I suppose in some ways it is interesting. It may actually affect the way that the gravity field of the galaxy works on what’s around it. In other words, it wouldn’t be changing all of the time if the inside’s always rotated faster than the outside. Then we would expect all of the galaxies to more or less take on the same shape. However, some of the galaxies have a different shape. While those may be galaxies colliding, things like that are obviously going to change the shape of them.
The idea of galaxies colliding fascinates me, merging, more or less. In fact, I think that the milky way may have recently merged. It may still be in the final stages of making a merger. At any rate, the idea that the galaxies are rotating in a synchronous rotation rather than spiralling faster towards the center rotation is interesting, because it kind of indicates that maybe the entire galaxy is aging at approximately the same rate relative to itself.
So in other words, with speed, the faster things move, the faster time goes. At the center of a galaxy, then time would be progressing super fast. However, the age of the whole galaxy remains fairly constant in relation to itself, because of the synchronous orbit.
In a relative way to the outer world, the outside edge of the galaxy is moving faster than the inside edge, and it would therefore appear to be older, because of the speed of its movement. Interesting.
It has to cover a greater distance in the same period of time, so that means it’s actually moving faster.
So the outer edge, in a way, would be the older portion of it and the center the younger. It obviously works the other way around as well.
The dance of gravity is somewhat unknown. What they find around these galaxies and around these clusters of galaxies is this additional gravity that exists, and it exists as what they’re calling dark matter. They’ve mapped the dark matter out. They’ve seen how it affects the light that is coming through it and going around the galaxies and things like this and how it would be affected. They can see what it would normally look like, and they can see what it looks like, because of the additional gravitational field, and because of the dark matter. It seems like they can also map out the dark matter to see exactly how its gravity is. They do this really just looking at the light that is bent around these things.
They start to map out how much of a deviation that light has had to take in order to go around the galaxy that’s in its way. Then they can see that around that galaxy is an area of dark matter and area where the gravity is increased. However, the light hasn’t increased there, so typically we find gravity associated with light.
We’ve seen the black holes and things like this that are near stars and are pulling matter out of the stars. We can also map that gravity out and we can see how that is a black hole. That doesn’t explain the additional gravity that surrounds these galaxies and these galaxy clusters that add to the gravity, that add to the way, the light from behind it is affected. Yet it’s not anything that we can see at all. Seems like it does not generate any visible light at all, only gravity. It doesn’t seem to be blocking the images that are coming from around it.

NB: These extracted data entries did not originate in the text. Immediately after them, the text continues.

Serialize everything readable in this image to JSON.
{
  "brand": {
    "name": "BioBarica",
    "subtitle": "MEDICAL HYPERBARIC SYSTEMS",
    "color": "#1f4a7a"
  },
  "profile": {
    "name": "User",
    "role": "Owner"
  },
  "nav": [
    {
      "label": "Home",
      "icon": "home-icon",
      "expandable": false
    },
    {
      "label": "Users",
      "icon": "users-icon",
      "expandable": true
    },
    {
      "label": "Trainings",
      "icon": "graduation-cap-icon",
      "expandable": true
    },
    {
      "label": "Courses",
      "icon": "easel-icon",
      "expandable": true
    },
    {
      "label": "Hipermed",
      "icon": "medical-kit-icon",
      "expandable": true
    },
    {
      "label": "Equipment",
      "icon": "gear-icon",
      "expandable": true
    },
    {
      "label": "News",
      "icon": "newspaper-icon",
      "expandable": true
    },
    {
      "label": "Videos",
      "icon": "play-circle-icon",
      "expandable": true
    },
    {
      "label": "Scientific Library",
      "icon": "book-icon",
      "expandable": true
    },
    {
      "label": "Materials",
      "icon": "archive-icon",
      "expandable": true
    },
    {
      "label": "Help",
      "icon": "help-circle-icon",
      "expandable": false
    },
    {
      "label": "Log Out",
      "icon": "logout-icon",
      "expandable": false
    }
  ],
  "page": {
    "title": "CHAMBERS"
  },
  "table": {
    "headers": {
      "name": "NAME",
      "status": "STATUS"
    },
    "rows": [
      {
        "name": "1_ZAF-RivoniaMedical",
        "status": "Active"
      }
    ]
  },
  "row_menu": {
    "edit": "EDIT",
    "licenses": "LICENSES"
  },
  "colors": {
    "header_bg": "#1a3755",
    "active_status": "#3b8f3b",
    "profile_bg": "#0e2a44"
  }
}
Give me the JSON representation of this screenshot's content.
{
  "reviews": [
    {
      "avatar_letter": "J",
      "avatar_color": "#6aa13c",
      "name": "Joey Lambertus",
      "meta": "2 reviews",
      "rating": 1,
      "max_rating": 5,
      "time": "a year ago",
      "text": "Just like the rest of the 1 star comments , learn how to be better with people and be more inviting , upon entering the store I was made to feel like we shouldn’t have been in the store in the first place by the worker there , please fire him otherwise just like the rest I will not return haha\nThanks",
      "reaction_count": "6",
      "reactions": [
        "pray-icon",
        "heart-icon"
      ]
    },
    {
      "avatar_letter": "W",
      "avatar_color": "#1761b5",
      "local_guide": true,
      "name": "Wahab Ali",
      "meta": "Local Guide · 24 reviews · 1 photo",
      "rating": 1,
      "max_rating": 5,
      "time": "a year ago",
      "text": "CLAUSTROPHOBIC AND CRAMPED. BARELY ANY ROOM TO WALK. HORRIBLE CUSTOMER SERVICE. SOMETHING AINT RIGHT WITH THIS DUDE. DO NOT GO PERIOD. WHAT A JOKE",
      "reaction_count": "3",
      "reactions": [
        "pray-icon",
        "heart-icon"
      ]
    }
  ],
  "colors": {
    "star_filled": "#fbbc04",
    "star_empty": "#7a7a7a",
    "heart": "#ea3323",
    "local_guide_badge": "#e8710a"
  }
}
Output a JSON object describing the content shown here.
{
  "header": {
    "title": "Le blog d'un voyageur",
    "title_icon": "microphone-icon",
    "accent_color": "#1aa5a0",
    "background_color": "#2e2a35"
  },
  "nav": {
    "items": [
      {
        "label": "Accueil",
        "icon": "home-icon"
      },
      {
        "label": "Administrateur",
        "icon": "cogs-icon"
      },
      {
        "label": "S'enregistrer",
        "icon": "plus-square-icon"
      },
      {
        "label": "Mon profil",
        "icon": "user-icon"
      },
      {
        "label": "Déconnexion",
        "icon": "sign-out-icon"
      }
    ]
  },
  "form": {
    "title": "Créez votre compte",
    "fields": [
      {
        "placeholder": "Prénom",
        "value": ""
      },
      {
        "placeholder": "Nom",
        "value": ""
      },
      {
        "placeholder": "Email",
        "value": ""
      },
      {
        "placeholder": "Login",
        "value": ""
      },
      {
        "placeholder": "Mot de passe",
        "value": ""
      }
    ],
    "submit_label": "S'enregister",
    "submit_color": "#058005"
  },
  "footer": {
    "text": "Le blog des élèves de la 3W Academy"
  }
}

It seems to be transparent to the visible light, and yet it has mass. Therefore, it is affecting the visible light. We just don’t know what that is, but that certainly added to the mass of the universe, because it’s also distributed in like strings or the texture of foam, through space, where this dark matter is unevenly distributed, and yet connected by strand or a channel I suppose, in one area to another. Therefore, one area of visible light is connected to another, creating a network essentially. The light of the galaxies in the way that they’re distributed, some in large clusters, small clusters, but others more rogue or loaner galaxies, and yet filling the space in a sort of a pattern, in a sort of a connected way.
It seems that there may be corridors of just connecting lines of some sort of mass, something of some significance, that is extra light. In other words, it doesn’t seem to generate or absorb light, either one, yet it has mass. So that leaves us with another mystery, what is this? Why would it be connecting the galaxies together? What would be the point in that?